Robin Wilson, Princeton University Press, Princeton and Oxford, 2002, hardcover, ISBN 0-691-11533-8, list $24.95, Amazon $20.48
I don’t know about you, but I love to dig around in used book stores. I found this book in Placerville, of all places, for 15 bucks, but you can get it for not much more on Amazon. (Yes, I paid sales tax.)
Our Vallejo speaker, Larry Orman, spoke about making maps to sell ideas. Make the map to show what you think is important. That’s what his company does. Designed Maps, written by a professor of Geography at Penn State, illustrates how this is easily done without being too technical. As an example, she shows a standard full color road map of a portion of Spokane. She then makes three variations: an emphasis on road hierarchy, an emphasis on parks and a black and white design. It requires subtle skill to make a readable black and white map: the roads are white! The variants show how the same information can be manipulated by the mapmaker to fulfill his customer’s desires.
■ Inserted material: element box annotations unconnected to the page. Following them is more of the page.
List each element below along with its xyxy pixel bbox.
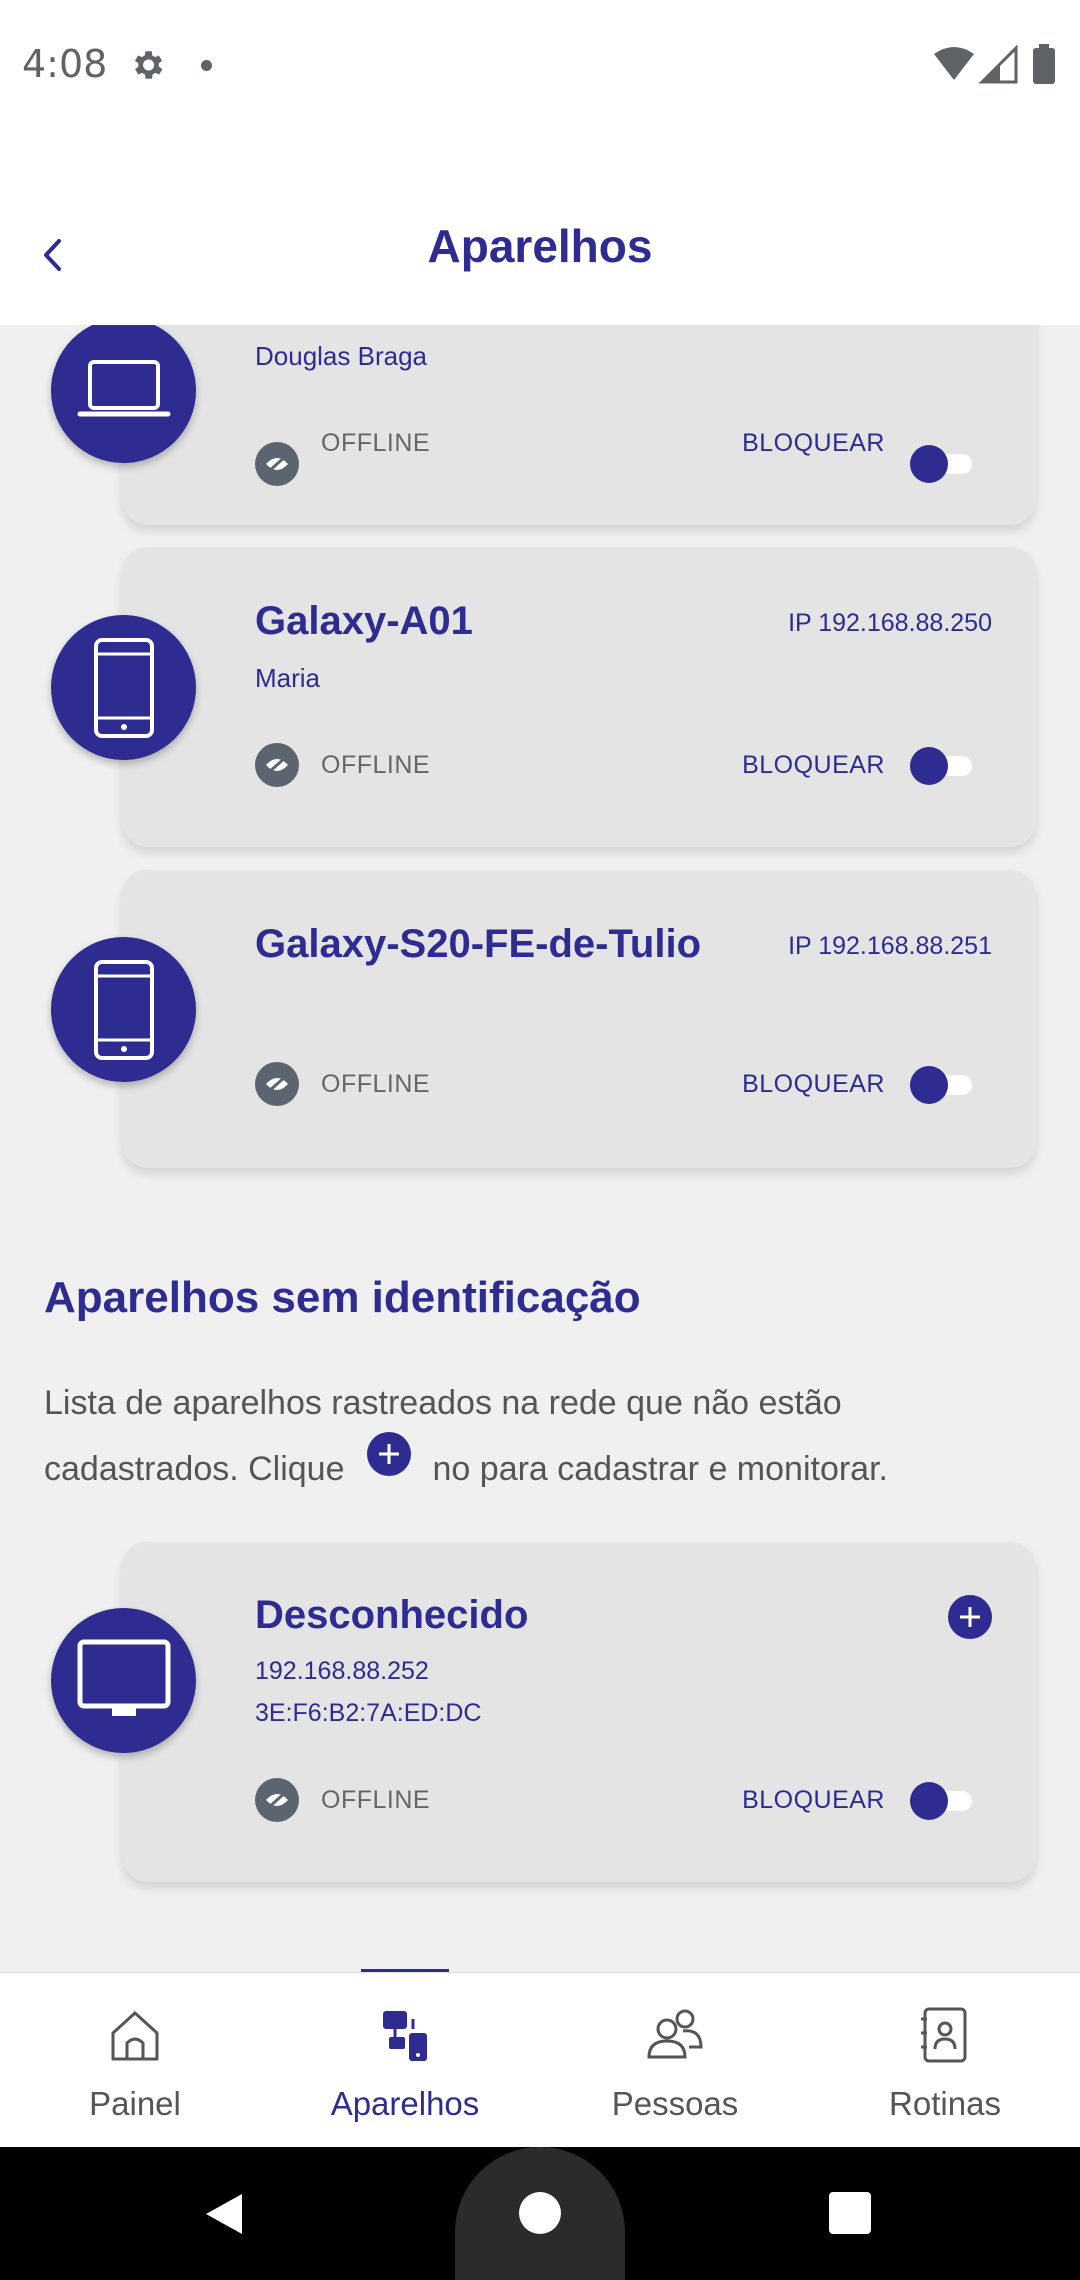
eye-off-icon (266, 1790, 288, 1810)
section-description: Lista de aparelhos rastreados na rede qu… (44, 1375, 1044, 1498)
nav-item-rotinas[interactable]: Rotinas (810, 1973, 1080, 2148)
offline-status-icon (255, 1062, 299, 1106)
device-status: OFFLINE (321, 751, 431, 779)
device-card[interactable] (122, 547, 1036, 847)
nav-label: Pessoas (611, 2085, 739, 2122)
nav-item-aparelhos[interactable]: Aparelhos (270, 1973, 540, 2148)
add-circle-icon (366, 1432, 411, 1476)
block-label: BLOQUEAR (742, 1786, 885, 1814)
block-label: BLOQUEAR (742, 1070, 885, 1098)
device-status: OFFLINE (321, 1070, 431, 1098)
device-avatar (51, 937, 196, 1082)
device-avatar (51, 1608, 196, 1753)
wifi-icon (934, 47, 974, 80)
device-card[interactable] (122, 870, 1036, 1168)
battery-icon (1033, 48, 1055, 84)
system-status-icons (934, 44, 1055, 84)
notification-dot-icon (201, 60, 212, 71)
page-title: Aparelhos (427, 220, 653, 272)
offline-status-icon (255, 442, 299, 486)
device-status: OFFLINE (321, 1786, 431, 1814)
people-icon (647, 2009, 703, 2059)
description-text-after: no para cadastrar e monitorar. (432, 1450, 888, 1488)
block-label: BLOQUEAR (742, 429, 885, 457)
device-ip: 192.168.88.252 (255, 1657, 429, 1685)
offline-status-icon (255, 743, 299, 787)
block-toggle[interactable] (910, 445, 976, 483)
eye-off-icon (266, 755, 288, 775)
status-bar: 4:08 (0, 0, 1080, 135)
routines-icon (921, 2007, 967, 2063)
device-owner: Maria (255, 663, 321, 693)
device-avatar (51, 615, 196, 760)
block-toggle[interactable] (910, 1782, 976, 1820)
device-list[interactable]: Douglas Braga OFFLINE BLOQUEAR Galaxy-A0… (0, 325, 1080, 1972)
app-header: Aparelhos (0, 135, 1080, 325)
system-back-icon[interactable] (202, 2190, 246, 2238)
nav-label: Rotinas (889, 2085, 1001, 2122)
eye-off-icon (266, 1074, 288, 1094)
device-name: Galaxy-A01 (255, 599, 473, 643)
block-toggle[interactable] (910, 747, 976, 785)
nav-item-pessoas[interactable]: Pessoas (540, 1973, 810, 2148)
device-mac: 3E:F6:B2:7A:ED:DC (255, 1699, 482, 1727)
device-ip: IP 192.168.88.250 (788, 609, 992, 637)
nav-item-painel[interactable]: Painel (0, 1973, 270, 2148)
laptop-icon (77, 359, 170, 416)
block-label: BLOQUEAR (742, 751, 885, 779)
phone-icon (93, 959, 154, 1060)
add-device-button[interactable] (948, 1595, 992, 1639)
section-title: Aparelhos sem identificação (44, 1273, 641, 1322)
offline-status-icon (255, 1778, 299, 1822)
settings-gear-icon (134, 51, 163, 79)
device-owner: Douglas Braga (255, 341, 427, 371)
bottom-navigation: Painel Aparelhos Pessoas Rotinas (0, 1972, 1080, 2147)
device-ip: IP 192.168.88.251 (788, 932, 992, 960)
nav-label: Painel (89, 2085, 181, 2122)
device-name: Desconhecido (255, 1593, 529, 1637)
device-status: OFFLINE (321, 429, 431, 457)
system-recents-icon[interactable] (829, 2192, 871, 2234)
monitor-icon (77, 1639, 170, 1716)
phone-icon (93, 637, 154, 738)
system-home-icon[interactable] (519, 2192, 561, 2234)
status-time: 4:08 (22, 42, 108, 86)
block-toggle[interactable] (910, 1066, 976, 1104)
nav-label: Aparelhos (330, 2085, 480, 2122)
home-icon (111, 2011, 159, 2061)
eye-off-icon (266, 454, 288, 474)
device-name: Galaxy-S20-FE-de-Tulio (255, 922, 702, 966)
devices-icon (383, 2011, 427, 2061)
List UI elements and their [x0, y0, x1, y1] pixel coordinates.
Included are many more full color maps, grouped by topographic, navigation, recreation, infrastructure and thematic map interests. One of the thematic maps is a net migration map for California to and from the rest of the
US. A dramatic red arrow shows inmigration from 1955 to 1960. Equally dramatic blue arrows show outmigration
from 1995 to 2000. Last person out please turn off the lights.
A fascinating growth map for Gettysburg shows buildings built before 1863 and still standing along with buildings built since 1924 in a lighter shade of red and 1998 buildings in blue. Maps for climbers show important differences from standard topos. Like all ESRI books this is well done and offers a colorful look at practical maps and how they can be manipulated to meet varying needs.